Hasan Bin Hinton, formerly known as B.G. Knocc Out, just came out with a new solo album called “Eazy-E’s Protégé.” It’s inspired by his mentor Eazy-E, who gave Hinton and big brother Dre’sta their first big break. Hinton has made quite a journey from Compton, California - the birthplace of “gangsta rap” - to this album. The album is Hinton’s first after being released from prison, where he converted to Islam.
Hinton talks with ILLUME about his new perspective on life – and his music.
How would you describe the music you produce?
My music is based on my experience. Nothing but raw feelings and emotions and experiences are expressed in my music. However, some things are of a storytelling nature, where events are embellished to make for good story lines as well. But I think people can identify with my music.
Tell us about your new album, ‘Eazy-E’s Protégé.’
The album ‘Eazy-E's Protégé’ is based on all the things I previously expressed. It was my rekindling Eazy's memory in the minds of people who've known him and may have forgotten about him. But I also wanted to introduce him to people who may have never heard of him, and to keep him alive in the hip-hop community with the likes of Tupac and Biggie. Eazy, in my opinion, has not received the proper respect for being a pioneer of hip-hop music, and he is more deserving of recognition than the other people who are the only ones we seem to hear about.
Thus, my music includes a lot of frustration and anger, but more importantly raw stories, sick rhyme schemes, and a call to loyalty, freedom and mobilization of like-minded people and groups.
Did you and your brother resolve the differences you had with Dr. Dre & Snoop Dogg, etc. after the death of Eazy-E?
Yes, but in an informal way. It’s not like we sat at a table and conversed about it. But we sort of threw our hands up at the situation and it became understood between us all that the issue was dead.
What inspires your music?
What inspires my music is the lack of substance in music today, and how people have come to accept it. So I do my best to stick close to the roots of west coast hip-hop, while at the same time adhering to today’s popular sound in the hip-hop industry.
Also, Islam inspires everything in my life. My spirituality is the most important thing to me; it has definitely influenced parts of my music. However, I approach it in a subtle way because hip-hop has a thing about sounding too preachy and perfect, so I watch how I express it musically. But I feel that as I open up more to people through my music, eventually I can pull them more into my world and not be prejudged. So my strategy is a gradual process of elevation, insha’Allah ta'ala.
You've said the first thing you did after you were released from prison was pray in a mosque; tell us about that.
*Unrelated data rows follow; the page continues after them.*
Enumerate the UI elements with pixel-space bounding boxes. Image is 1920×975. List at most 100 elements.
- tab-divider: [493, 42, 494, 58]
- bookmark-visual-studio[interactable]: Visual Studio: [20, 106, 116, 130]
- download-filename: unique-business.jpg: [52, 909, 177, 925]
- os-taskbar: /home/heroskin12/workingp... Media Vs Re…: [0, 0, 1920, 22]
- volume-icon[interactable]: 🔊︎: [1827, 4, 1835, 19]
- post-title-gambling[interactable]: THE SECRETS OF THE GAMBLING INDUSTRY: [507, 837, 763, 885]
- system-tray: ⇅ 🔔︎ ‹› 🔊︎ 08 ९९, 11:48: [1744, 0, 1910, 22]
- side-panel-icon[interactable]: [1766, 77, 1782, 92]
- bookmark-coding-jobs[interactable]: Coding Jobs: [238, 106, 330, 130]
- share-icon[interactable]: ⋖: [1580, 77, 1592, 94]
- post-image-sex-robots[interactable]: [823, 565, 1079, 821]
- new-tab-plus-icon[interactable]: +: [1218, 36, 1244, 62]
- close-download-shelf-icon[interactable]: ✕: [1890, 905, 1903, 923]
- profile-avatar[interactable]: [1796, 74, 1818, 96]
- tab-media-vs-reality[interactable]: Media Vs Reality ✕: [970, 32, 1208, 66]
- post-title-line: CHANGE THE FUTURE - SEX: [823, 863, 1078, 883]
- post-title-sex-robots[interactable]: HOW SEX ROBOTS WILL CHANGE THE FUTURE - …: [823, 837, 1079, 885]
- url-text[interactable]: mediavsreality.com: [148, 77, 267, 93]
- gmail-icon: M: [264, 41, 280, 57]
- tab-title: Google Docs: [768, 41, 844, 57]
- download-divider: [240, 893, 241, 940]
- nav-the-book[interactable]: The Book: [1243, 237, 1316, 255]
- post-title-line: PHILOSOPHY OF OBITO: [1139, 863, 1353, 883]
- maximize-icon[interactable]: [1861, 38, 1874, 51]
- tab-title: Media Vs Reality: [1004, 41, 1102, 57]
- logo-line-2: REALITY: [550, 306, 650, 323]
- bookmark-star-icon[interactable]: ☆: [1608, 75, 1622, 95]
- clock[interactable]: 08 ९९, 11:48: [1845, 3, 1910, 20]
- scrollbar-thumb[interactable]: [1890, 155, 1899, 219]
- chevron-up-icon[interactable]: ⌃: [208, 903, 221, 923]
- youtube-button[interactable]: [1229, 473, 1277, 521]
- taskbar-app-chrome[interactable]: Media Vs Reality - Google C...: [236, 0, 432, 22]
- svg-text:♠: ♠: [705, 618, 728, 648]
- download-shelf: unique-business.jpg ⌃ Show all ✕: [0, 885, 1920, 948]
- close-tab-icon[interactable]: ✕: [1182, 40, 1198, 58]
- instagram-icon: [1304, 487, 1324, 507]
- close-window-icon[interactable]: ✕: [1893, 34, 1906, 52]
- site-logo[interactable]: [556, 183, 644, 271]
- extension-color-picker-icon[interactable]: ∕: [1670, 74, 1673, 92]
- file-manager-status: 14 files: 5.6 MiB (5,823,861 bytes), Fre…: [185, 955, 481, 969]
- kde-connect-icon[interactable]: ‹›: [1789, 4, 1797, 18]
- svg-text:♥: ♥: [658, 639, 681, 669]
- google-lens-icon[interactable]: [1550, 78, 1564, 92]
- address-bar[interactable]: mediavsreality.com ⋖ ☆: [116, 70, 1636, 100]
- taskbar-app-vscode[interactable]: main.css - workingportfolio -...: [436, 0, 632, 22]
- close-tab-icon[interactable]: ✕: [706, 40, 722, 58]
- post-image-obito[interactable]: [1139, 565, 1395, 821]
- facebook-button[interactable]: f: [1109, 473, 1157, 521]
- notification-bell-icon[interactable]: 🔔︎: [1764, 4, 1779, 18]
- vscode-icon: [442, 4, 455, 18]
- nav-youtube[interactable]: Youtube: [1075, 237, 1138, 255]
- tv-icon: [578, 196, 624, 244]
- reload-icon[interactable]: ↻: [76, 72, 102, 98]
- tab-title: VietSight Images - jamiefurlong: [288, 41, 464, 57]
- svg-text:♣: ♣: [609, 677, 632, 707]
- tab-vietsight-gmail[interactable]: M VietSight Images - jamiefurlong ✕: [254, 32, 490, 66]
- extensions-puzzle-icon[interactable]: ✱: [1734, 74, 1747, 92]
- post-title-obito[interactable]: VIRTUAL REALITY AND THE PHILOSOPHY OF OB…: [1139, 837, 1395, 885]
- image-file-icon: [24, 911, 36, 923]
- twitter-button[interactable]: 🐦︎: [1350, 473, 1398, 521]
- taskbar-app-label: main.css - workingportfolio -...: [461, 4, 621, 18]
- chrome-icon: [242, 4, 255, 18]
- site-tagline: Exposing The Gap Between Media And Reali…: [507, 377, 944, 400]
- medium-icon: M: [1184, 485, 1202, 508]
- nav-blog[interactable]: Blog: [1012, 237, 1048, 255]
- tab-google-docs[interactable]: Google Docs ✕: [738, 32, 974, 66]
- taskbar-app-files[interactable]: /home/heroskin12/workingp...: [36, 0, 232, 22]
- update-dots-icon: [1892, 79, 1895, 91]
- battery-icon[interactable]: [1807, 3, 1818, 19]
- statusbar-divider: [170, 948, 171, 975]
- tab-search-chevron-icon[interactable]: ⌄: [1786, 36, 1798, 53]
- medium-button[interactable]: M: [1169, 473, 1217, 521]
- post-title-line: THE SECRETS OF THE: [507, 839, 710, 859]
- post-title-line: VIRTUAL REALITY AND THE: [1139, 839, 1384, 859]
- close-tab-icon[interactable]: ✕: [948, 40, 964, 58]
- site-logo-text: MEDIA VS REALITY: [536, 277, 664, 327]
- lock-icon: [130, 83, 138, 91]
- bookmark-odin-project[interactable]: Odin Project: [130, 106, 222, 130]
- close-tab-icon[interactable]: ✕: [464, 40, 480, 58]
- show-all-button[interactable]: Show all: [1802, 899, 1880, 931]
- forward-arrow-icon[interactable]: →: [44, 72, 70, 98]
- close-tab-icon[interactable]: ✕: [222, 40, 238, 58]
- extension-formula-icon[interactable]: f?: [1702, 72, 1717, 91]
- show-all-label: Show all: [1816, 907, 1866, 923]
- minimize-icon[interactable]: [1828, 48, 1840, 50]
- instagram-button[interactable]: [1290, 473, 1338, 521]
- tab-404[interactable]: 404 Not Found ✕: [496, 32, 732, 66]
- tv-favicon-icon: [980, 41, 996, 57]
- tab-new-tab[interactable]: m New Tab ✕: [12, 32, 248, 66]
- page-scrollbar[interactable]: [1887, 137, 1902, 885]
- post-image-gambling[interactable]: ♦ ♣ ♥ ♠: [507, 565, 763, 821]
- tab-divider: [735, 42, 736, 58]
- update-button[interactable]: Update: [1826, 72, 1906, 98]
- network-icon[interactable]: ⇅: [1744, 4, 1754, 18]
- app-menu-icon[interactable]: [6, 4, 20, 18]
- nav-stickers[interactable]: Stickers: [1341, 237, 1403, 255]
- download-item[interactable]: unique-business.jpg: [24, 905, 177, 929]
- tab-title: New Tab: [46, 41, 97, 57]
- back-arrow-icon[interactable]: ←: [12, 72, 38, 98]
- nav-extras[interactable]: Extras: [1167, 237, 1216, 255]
I prayed at the masjid when I first came home because I needed to experience that spiritually. Also, I needed to just to thank Allah for getting me through that hell-like experience. Prison has a tremendous effect on you mentally and emotionally. It can deaden your emotions and callous your feelings in many ways. And it causes you to lose a sense of reality because the environment is unnatural. That’s why Islam serves as such a Godsend - because it keeps you grounded in reality and it opens great potential in the spirit of people who may never have known themselves in that way. Some of the most crude and criminal people have been transformed by Islam to be the most pious and intelligent, to the point where they guide others to the Deen, by Allah's Permission. It’s truly a miraculous thing to witness and feel.
What do you hope listeners will gain after listening to your latest album?
My hope is for people to be refreshed after hearing my music, happy that substance is back in hip-hop, and not just the partying, freestyle type of hip-hop that’s so widespread today. As in Islam, staying close to your roots is a must, I believe, because otherwise you lose something invaluable. So, in that regard, I hope I did a service to hip-hop with ‘Eazy-E's Protege.’ Moreover, I hope people like it, support it, and help in its circulation.